Posted on 29-03-2021 15:16 | By

Combination of. The apple doesn’t fall far from the tree. If you have parents whom are what I call "lifer" beneficiaries. They will teach their kids how to survive with the skills they use. If your parents work full-time and come home knackered. You are much more likely to do the same and fight your way from ground level up the ladder like they did. If your parents own a house, obey the law, have a particular political party they support. If the parents have financial skills regarding passive income, small business. The kids generally end up there or there about’s. The other option intrigues me. The child looks at them and says. I love them. But I will never be like that and I want change! Then they stare their problems down and prepare for the fight of their life!!!

Generalizations

Posted on 29-03-2021 11:07 | By Kancho

Think we need to be careful about this issue. There is a level of poverty and it has always been so. It has varying affects . Some manage quite well on a benefit and with family help, a bit of work if available etc but it’s still a struggle. Others don’t do so well but sometimes not their fault as stuff sometimes happens out of their control or caused by circumstances or people around them. And yes some don’t have life skills or good upbringings and it’s a deep hole. The point is that they don’t need sanctimonious judgement but maybe practical help . So when you judge those needing help on a benefit you are judging most who are doing ok an the best they can as well. Yes a fewe abuse the system or help but not the majority from my experience

Society

Posted on 29-03-2021 09:54 | By

I wonder how many of these families have the latest Apple phone, big screen tv, big bass thumping stereo, label clothing, and driving a V8 . . . just thinking ’child poverty’ may also in a lot of cases, certainly not all, may be neglect stemming from relying on organizations to give handout after handout instead of relying on parenting and family skills.

Rent

Posted on 29-03-2021 09:33 | By Kancho

Well there is a market rate for rent so regardless who rents them . Government supplied homes have lower rents. There are not enough state houses so market rents apply. However my understanding is that Winz has rent assistance and working for families etc. Benefits are minimal no doubt but I guess they have to be to encourage people to do what work they can. So little money but priorities in spending. It’s hard . I lived in a state house way back and my mother cleaned neighbors houses and was paid with food for us kids, she skipped meals sometimes. We struggled but we got through . Absolutely no frills, no takeaways no phones, no waste of anything , no dislikes, no car etc. We got some help from school etc a different time maybe.

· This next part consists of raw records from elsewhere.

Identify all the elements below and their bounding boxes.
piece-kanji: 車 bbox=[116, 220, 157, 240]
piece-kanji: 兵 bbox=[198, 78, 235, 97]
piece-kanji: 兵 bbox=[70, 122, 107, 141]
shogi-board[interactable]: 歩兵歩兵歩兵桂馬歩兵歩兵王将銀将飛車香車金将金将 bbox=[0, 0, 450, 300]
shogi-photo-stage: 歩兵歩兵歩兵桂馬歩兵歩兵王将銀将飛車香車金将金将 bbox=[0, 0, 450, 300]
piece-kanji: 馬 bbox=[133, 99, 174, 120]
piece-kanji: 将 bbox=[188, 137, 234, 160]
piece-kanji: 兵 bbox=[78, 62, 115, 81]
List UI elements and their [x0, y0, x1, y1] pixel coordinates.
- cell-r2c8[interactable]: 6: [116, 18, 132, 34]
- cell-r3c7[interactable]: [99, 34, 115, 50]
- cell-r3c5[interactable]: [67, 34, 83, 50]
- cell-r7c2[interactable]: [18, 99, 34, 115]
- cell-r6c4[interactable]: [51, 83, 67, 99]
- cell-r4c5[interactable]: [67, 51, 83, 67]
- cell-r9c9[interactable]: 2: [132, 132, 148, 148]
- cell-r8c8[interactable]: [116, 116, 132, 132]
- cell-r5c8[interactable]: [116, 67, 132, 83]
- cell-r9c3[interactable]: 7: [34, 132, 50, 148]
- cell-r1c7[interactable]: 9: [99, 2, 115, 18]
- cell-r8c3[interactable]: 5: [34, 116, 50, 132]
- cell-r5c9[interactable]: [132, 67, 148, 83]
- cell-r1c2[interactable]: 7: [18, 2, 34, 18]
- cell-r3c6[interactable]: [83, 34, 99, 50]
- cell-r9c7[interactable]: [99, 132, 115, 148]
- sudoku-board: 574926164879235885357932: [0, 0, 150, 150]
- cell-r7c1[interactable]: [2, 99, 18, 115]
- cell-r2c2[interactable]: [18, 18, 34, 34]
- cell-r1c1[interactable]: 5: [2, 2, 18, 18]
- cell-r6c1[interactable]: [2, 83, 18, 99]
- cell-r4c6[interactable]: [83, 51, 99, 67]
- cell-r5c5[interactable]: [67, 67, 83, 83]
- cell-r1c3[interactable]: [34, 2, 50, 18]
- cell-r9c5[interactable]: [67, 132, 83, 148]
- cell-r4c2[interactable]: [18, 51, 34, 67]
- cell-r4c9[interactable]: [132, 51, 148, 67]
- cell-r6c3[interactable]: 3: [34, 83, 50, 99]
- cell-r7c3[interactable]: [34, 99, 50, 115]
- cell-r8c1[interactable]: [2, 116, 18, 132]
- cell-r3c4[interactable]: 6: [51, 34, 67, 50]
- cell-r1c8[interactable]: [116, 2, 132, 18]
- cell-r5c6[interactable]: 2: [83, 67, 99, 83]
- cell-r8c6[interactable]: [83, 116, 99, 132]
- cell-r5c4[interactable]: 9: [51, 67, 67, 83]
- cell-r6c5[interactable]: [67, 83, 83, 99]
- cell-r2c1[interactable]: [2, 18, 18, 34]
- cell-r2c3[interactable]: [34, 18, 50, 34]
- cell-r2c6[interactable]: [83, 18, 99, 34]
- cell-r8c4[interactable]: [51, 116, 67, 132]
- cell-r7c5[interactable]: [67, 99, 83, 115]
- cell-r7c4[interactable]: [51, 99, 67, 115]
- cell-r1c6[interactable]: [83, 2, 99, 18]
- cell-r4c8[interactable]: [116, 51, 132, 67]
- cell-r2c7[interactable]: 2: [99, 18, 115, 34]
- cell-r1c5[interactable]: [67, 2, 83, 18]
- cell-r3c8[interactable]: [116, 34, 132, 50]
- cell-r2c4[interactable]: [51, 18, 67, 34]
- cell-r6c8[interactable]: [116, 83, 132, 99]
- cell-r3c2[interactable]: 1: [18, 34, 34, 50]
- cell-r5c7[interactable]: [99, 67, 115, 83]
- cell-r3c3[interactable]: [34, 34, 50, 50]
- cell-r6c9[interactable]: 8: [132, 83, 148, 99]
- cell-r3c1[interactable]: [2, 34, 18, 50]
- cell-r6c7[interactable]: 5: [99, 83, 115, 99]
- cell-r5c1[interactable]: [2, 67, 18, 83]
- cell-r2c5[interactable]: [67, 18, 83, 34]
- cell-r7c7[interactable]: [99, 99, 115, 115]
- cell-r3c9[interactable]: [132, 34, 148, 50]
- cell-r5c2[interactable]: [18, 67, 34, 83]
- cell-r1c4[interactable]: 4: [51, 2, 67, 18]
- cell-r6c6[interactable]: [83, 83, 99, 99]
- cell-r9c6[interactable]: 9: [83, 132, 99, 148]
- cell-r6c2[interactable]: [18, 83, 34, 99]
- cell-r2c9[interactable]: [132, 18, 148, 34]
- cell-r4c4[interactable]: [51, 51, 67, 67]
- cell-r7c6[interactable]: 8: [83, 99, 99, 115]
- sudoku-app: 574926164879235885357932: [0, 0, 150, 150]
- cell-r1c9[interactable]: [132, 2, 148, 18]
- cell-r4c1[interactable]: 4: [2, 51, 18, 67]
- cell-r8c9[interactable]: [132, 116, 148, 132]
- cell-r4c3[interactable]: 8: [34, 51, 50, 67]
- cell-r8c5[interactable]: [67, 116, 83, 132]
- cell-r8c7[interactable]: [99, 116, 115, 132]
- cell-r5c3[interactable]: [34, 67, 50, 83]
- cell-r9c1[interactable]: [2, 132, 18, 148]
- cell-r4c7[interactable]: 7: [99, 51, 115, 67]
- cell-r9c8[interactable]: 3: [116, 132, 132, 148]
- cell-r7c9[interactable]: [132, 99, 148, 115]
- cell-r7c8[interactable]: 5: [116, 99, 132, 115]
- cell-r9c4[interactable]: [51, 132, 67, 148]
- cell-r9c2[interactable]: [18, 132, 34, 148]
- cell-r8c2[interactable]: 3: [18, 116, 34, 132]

I have been a Labour supporter

Posted on 28-03-2021 19:17 | By Bruja

forever and a day but if they do not put rent controls in place, yesterday!!!!....then I will not vote for them again. Poverty could be all but stamped out if people did not have to pay out more than 25%of their income in rent. FACT! It is sheer greed that is feeding poverty. FACT. How the hell some people can sleep at night knowing that they literally take the food from the mouths of fellow Kiwis is beyond me. Is this the NZ you want? It’s not the NZ I want. Kids without food, school uniforms, staying in motels??? Really???? While you swill cocktails at the local bar and head for the snow in winter. :(

Ethics

Posted on 28-03-2021 17:09 | By

Perhaps it’s not child poverty that needs directly addressing. Perhaps it’s peoples spending, priorities and mindset . . .

Free Doctors visits

Posted on 28-03-2021 16:21 | By Equality

Looking at the above photo, it can be assumed that two of these children qualify for free doctors visits! Op shops are very cheap - and in some cases will supply free shoes and clothing where a need can be proved. There is no excuse for children to be in this sorry state. Dysfunctional families!

Poverty?

Posted on 28-03-2021 16:03 | By Equality

Child poverty is caused by dysfunctional parenting. Parents, who, regardless of the family income attend to their own ’needs’ first and foremost - drugs, alcohol, gambling etc. The children come last in such families.. There are of course exceptions to this premise.

Do gooders

Posted on 28-03-2021 15:31 | By

We need to focus on the source of the problem - not going to school therefore not getting an education and skills therefore no job or low income job and then having children you cannot provide for. Why are people having children if they are on benefits or low income?